Be aware that the real enemy is Satan and the spiritual slavery he brings to those caught in persistent, habitual sin. The enemy is not white, heterosexual, cis-gendered, able-bodied, native-born, capitalistic, Judaeo-Christian males in particular. We are all sinners in need of Jesus and washed by his blood. Yet, cultural marxism is now painting the above demographic as an enemy. They are cultivating and justifying a prejudice against a particular demographic and that is sin.

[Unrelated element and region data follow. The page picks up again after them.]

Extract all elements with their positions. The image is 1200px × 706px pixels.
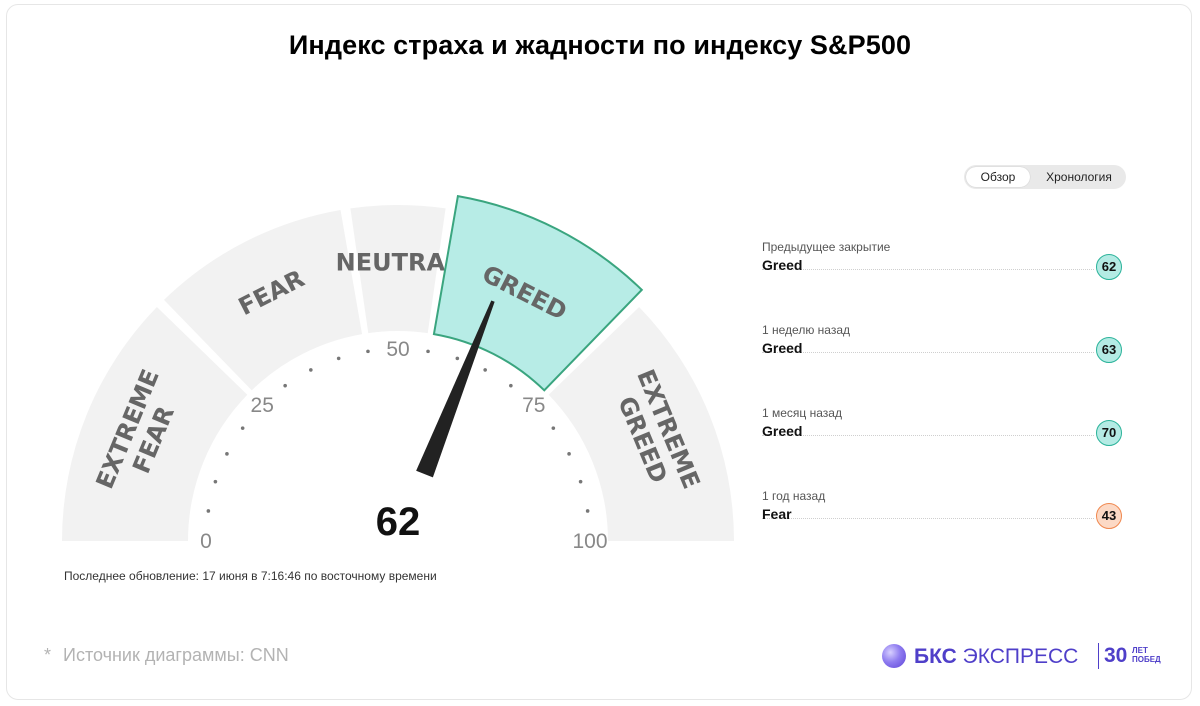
logo-number: 30: [1104, 644, 1128, 667]
gauge-scale-dot: [455, 356, 460, 361]
history-label: Предыдущее закрытие: [762, 240, 891, 254]
gauge-scale-dot: [225, 452, 229, 456]
gauge-scale-dot: [585, 509, 590, 513]
logo-sphere-icon: [882, 644, 906, 668]
logo-separator: [1098, 643, 1099, 669]
gauge-needle: [416, 300, 495, 478]
gauge-scale-dot: [213, 479, 218, 484]
last-updated-text: Последнее обновление: 17 июня в 7:16:46 …: [64, 569, 437, 583]
gauge-scale-dot: [366, 349, 370, 354]
tab-overview[interactable]: Обзор: [966, 167, 1030, 187]
tab-timeline[interactable]: Хронология: [1046, 170, 1112, 184]
history-label: 1 месяц назад: [762, 406, 842, 420]
gauge-segment-extreme-greed: [548, 306, 734, 541]
chart-source: * Источник диаграммы: CNN: [44, 645, 289, 666]
source-asterisk: *: [44, 645, 52, 665]
logo-subtitle: ЛЕТ ПОБЕД: [1132, 646, 1161, 664]
history-item-week-ago: 1 неделю назад Greed 63: [762, 323, 1122, 383]
gauge-scale-dot: [206, 509, 211, 513]
history-label: 1 неделю назад: [762, 323, 851, 337]
gauge-tick-label: 75: [522, 394, 545, 417]
view-toggle: Обзор Хронология: [964, 165, 1126, 189]
logo-sub-line-2: ПОБЕД: [1132, 655, 1161, 664]
gauge-scale-dot: [283, 383, 287, 388]
gauge-center-hub: [328, 471, 468, 600]
logo-brand: БКС: [914, 645, 957, 668]
history-score-badge: 63: [1096, 337, 1122, 363]
history-label: 1 год назад: [762, 489, 826, 503]
logo-name: ЭКСПРЕСС: [962, 645, 1079, 668]
gauge-scale-dot: [426, 349, 430, 354]
gauge-scale-dot: [578, 479, 583, 484]
source-text: Источник диаграммы: CNN: [63, 645, 289, 665]
gauge-segment-fear: [163, 209, 363, 391]
history-dotted-line: [762, 352, 1094, 353]
history-dotted-line: [762, 269, 1094, 270]
history-rating: Greed: [762, 257, 803, 273]
history-rating: Fear: [762, 506, 792, 522]
history-score-badge: 70: [1096, 420, 1122, 446]
gauge-segment-neutral: [350, 205, 446, 334]
gauge-scale-dot: [567, 452, 571, 456]
gauge-tick-label: 100: [572, 530, 607, 553]
gauge-scale-dot: [309, 368, 313, 372]
bcs-express-logo: БКС ЭКСПРЕСС 30 ЛЕТ ПОБЕД: [880, 640, 1170, 672]
logo-sub-line-1: ЛЕТ: [1132, 646, 1148, 655]
gauge-scale-dot: [551, 426, 556, 430]
history-rating: Greed: [762, 423, 803, 439]
gauge-segment-greed: [432, 195, 644, 392]
history-dotted-line: [762, 435, 1094, 436]
history-item-year-ago: 1 год назад Fear 43: [762, 489, 1122, 549]
gauge-tick-label: 25: [251, 394, 274, 417]
history-score-badge: 43: [1096, 503, 1122, 529]
gauge-scale-dot: [240, 426, 245, 430]
gauge-scale-dot: [509, 383, 513, 388]
page-title: Индекс страха и жадности по индексу S&P5…: [288, 30, 912, 60]
gauge-segment-label: NEUTRAL: [336, 248, 461, 276]
gauge-tick-label: 50: [386, 338, 409, 361]
history-dotted-line: [762, 518, 1094, 519]
gauge-tick-label: 0: [200, 530, 212, 553]
gauge-scale-dot: [483, 368, 487, 372]
history-rating: Greed: [762, 340, 803, 356]
history-score-badge: 62: [1096, 254, 1122, 280]
card-frame: [6, 4, 1192, 700]
gauge-scale-dot: [336, 356, 341, 361]
logo-wordmark: БКС ЭКСПРЕСС: [914, 645, 1078, 669]
history-item-month-ago: 1 месяц назад Greed 70: [762, 406, 1122, 466]
gauge-value: 62: [376, 500, 421, 544]
gauge-segment-extreme-fear: [62, 306, 248, 541]
history-item-previous-close: Предыдущее закрытие Greed 62: [762, 240, 1122, 300]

Be aware that in writing this paper and wrestling with the subject matter at hand I am more inclined to side with John MacArthur, Voddie Baucham and John Piper on this issue, than Matt Chandler. Critical Race Theory (CRT) is not just an intellectual tool for analysing history or culture or sociology. It is an ideology that has the agenda to paint “a cultural hegemony in the west” that includes Christianity as part of the problem that needs to be removed. This is not just a separation of church and state. It is now the removal of the church, for the good of the state.

 

Let those who have ears to hear, hear.